The Illustrated Guide to Parallel LASR Loading

4 Likes

The Distributed SAS LASR Analytic Server can crank through huge volumes of data at the speed of electric light. However, its ability to crush complex statistical analytics so quickly is only part of the challenge of working in a production environment. Before LASR can act on the data, that data needs to get loaded up into RAM where LASR can work with it first. And that data often comes from the more conventional world of spinning disk drives, relational databases, flat files, and SAS data sets. With LASR setting a very high bar on transaction performance perception (“visualize a billion rows in an instant!“), how can we get data loading to approach anything like that that level of speed? By enabling multiple concurrent i/o streams which transfer the data across parallel pathways between the source system and LASR, eliminating any serial bottlenecks along the way.

Serial Loading

Before jumping into parallel loads, let's look at what we're trying to avoid when possible: serial loads. SAS supports loading LASR with data utilizing a serial transfer technique. Data is sent to the LASR Root Node which then distributes the data evenly across all of the LASR Workers.

Figure 1. Serial loading a SAS LASR Analytic Server.

In some cases, serial loading the only option available to us, such as for the SAS Visual Analytics Autoload facility and LASR's Reload-on-Start feature. Furthermore, it's used as a fallback technique in some situations if a parallel load cannot occur. So, it's a good thing we have the ability to load data to LASR serially - but when possible, we prefer faster loading when working with large volumes of data. That's where the parallel loading options come in.

Of course, if you're using the Non-Distributed SAS LASR Analytic Server - that is, LASR running on just one host machine - then by definition it is only capable of serial loading.

LASR to LASR

In an environment where you have more than one LASR Server running, it is possible to copy in-memory tables from one LASR to another using the IMXFER procedure.

Figure 2. Parallel load between two SAS LASR Analytic Servers.

The LASR servers can reside in the same collection of physical hosts alongside each other or they can be physically separate running on different machines. Other than having enough physical RAM available to complete the transfer, there's no requirement for both LASR servers to span the same number of hosts. Furthermore, if there are network limitations such that the Workers in one LASR server cannot "see" the other LASR server's Workers, then use the HOSTONLY argument to force a serial transfer of the data between the Root Nodes of the two LASR Servers.

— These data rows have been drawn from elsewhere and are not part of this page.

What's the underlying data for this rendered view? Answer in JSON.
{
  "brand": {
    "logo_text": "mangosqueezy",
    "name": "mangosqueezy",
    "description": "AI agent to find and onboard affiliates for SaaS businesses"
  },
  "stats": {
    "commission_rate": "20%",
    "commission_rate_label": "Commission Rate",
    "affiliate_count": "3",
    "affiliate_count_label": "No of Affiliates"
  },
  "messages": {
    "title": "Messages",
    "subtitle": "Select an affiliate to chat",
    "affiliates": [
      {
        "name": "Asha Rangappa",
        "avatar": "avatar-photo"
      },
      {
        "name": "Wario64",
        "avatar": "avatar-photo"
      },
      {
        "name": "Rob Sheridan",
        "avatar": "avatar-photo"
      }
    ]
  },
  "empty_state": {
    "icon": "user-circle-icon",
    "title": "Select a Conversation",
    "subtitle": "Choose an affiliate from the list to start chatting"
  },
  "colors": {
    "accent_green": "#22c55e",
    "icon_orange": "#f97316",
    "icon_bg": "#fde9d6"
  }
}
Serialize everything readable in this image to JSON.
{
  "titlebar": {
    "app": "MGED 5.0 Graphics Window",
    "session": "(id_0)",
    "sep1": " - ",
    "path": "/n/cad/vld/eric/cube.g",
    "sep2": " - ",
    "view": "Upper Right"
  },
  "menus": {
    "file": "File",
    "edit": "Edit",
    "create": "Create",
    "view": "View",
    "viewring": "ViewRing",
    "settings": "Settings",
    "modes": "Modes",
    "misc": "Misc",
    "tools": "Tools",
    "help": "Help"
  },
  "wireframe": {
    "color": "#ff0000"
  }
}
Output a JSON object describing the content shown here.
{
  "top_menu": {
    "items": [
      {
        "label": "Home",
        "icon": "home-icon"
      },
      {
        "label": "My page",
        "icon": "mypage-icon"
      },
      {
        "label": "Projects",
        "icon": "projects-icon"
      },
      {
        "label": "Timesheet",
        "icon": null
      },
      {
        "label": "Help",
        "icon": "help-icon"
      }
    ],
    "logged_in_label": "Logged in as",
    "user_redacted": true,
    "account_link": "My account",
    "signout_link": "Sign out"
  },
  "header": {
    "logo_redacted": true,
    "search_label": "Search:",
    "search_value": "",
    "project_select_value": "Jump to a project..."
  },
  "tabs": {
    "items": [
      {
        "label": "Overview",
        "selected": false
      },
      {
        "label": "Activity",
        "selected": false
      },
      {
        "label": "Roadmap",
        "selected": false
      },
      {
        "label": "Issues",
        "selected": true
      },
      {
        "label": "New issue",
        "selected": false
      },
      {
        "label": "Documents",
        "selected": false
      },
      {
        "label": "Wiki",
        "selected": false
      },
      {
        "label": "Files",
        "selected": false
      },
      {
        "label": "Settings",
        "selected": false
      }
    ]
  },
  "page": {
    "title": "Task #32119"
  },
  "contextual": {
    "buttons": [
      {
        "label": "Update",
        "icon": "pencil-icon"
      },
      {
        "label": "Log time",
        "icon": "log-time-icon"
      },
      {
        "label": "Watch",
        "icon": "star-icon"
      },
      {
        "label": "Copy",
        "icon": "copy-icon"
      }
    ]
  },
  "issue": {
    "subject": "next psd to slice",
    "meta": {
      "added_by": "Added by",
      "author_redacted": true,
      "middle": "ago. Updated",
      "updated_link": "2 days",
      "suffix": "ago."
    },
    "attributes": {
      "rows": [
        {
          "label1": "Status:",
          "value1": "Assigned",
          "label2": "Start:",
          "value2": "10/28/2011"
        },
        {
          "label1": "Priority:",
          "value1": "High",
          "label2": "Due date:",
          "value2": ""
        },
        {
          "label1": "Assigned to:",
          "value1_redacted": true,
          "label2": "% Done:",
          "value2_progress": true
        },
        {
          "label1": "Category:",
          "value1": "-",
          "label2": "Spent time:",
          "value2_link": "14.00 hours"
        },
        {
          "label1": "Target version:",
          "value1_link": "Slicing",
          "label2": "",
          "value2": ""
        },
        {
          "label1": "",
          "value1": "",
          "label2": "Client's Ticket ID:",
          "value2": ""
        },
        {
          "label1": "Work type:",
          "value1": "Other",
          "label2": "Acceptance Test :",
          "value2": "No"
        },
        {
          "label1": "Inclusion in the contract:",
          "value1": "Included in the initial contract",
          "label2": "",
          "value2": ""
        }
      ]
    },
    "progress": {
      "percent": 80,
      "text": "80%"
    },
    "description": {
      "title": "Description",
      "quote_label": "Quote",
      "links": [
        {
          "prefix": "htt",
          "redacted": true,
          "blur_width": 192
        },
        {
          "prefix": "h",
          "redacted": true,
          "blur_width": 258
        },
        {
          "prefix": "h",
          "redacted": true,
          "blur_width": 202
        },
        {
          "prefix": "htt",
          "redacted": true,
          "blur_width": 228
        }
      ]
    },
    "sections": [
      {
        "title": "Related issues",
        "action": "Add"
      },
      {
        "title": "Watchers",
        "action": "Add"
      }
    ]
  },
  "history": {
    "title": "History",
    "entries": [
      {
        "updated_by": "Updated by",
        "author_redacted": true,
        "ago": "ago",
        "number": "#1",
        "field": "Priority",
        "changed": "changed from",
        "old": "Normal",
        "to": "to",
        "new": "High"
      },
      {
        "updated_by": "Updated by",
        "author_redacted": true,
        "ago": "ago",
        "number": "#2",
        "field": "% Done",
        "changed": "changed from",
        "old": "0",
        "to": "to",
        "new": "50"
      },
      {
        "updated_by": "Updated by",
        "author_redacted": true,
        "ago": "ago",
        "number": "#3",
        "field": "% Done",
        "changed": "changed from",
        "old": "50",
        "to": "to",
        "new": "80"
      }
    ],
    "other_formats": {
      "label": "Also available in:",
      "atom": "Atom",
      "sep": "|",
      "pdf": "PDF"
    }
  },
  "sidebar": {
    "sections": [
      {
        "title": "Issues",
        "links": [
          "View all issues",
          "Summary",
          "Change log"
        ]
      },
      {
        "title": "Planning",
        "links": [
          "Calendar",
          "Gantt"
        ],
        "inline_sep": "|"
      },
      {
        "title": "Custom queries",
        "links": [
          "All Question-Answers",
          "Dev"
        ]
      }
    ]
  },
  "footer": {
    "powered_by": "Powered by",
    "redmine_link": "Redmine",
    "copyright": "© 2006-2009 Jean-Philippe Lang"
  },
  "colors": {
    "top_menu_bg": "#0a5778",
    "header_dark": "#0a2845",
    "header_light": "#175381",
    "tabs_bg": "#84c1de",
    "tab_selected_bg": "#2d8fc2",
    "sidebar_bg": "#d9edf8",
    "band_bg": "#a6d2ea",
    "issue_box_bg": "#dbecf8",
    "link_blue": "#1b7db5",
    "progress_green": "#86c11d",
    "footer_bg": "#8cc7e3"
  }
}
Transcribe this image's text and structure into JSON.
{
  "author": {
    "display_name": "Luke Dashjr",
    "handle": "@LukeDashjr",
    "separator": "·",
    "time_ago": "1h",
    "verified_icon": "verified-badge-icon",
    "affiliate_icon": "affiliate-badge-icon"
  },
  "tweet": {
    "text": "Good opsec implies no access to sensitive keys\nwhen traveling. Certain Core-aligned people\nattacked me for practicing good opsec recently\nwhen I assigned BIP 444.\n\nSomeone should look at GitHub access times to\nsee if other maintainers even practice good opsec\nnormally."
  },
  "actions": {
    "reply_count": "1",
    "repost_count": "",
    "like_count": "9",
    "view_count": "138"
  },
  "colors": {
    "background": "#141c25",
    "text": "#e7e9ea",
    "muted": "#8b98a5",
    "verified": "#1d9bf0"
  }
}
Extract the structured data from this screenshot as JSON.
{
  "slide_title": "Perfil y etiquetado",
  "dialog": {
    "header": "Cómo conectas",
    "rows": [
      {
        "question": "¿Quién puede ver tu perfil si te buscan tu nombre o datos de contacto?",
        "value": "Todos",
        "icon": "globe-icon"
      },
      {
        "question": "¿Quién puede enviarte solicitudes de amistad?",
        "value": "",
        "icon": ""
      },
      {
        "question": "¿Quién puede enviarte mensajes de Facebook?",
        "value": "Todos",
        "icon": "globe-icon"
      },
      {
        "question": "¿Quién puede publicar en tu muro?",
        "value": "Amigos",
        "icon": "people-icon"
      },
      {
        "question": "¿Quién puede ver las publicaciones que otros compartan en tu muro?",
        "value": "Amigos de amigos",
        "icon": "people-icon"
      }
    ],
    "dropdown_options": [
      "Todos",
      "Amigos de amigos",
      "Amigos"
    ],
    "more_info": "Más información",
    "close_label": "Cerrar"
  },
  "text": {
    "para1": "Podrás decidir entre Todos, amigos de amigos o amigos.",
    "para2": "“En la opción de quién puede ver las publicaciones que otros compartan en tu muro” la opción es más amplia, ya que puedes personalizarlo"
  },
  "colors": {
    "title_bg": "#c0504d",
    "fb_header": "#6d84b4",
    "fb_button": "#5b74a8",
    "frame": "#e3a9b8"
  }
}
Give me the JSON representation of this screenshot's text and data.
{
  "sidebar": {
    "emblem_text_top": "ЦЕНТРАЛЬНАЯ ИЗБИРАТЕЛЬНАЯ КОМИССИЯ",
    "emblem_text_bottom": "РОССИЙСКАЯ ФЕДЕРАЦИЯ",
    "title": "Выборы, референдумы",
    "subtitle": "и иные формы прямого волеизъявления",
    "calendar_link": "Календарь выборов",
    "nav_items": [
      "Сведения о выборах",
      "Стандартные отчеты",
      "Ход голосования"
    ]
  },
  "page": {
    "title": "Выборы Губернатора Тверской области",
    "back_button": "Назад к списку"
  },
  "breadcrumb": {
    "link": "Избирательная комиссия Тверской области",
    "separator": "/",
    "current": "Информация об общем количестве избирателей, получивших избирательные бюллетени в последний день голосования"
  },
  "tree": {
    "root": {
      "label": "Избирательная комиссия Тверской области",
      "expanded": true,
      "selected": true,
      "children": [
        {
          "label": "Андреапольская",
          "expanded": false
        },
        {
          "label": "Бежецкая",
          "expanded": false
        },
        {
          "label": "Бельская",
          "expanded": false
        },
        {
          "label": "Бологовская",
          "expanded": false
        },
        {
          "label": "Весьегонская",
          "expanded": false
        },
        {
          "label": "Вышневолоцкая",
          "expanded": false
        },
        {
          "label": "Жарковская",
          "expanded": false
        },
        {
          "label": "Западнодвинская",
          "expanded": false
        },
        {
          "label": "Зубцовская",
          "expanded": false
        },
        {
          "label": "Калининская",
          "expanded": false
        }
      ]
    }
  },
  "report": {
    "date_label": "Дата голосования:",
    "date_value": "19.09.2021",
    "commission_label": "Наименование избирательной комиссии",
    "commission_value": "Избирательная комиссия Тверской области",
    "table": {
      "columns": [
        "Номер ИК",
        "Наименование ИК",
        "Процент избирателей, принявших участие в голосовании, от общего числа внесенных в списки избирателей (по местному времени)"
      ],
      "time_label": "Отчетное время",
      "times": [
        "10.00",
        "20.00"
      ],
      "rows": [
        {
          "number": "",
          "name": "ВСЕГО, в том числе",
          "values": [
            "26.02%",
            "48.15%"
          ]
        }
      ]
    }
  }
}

SAS Embedded Process to LASR

The SAS Embedded Process is part of our In-Database technology offerings. The EP is supported on numerous data providers, including DB2, Greenplum, Netezza, Oracle, SAP Hana, Teradata, and more. The EP is also supported on Hadoop distributions from Cloudera, Hortonworks, IBM BigInsights, Pivotal HD, and MapR. The EP on most of those platforms can perform parallel transfer of data to the SAS LASR Analytic Server - refer to the SAS 9.4 In-Database Products: Administrator's Guide for details.

Figure 3. Parallel load from the SAS In-Database Embedded Process to the SAS LASR Analytic Server.

When the EP has been deployed to a supported Hadoop cluster and working with SAS/ACCESS Interface to Hadoop, then the EP can transfer data in parallel from several kinds of data stored in HDFS, including:

Delimited text files (CSV)
Hive (and Impala) tables
SPD Engine tables
SPD Server tables

There is, however, one SAS proprietary file format stored in HDFS which the EP cannot work with: SASHDAT. That's because LASR itself is responsible for all aspects of interaction with SASHDAT files.

SASHDAT on HDFS to LASR

The SASHDAT file format is the fastest and most efficient technique we can use to (re-)load data into LASR. For most Hadoop distributions, this requires that the LASR services are symmetrically co-located with their HDFS counterparts.

Figure 4. SASHDAT supports parallel load from HDFS to the SAS LASR Analytic Server.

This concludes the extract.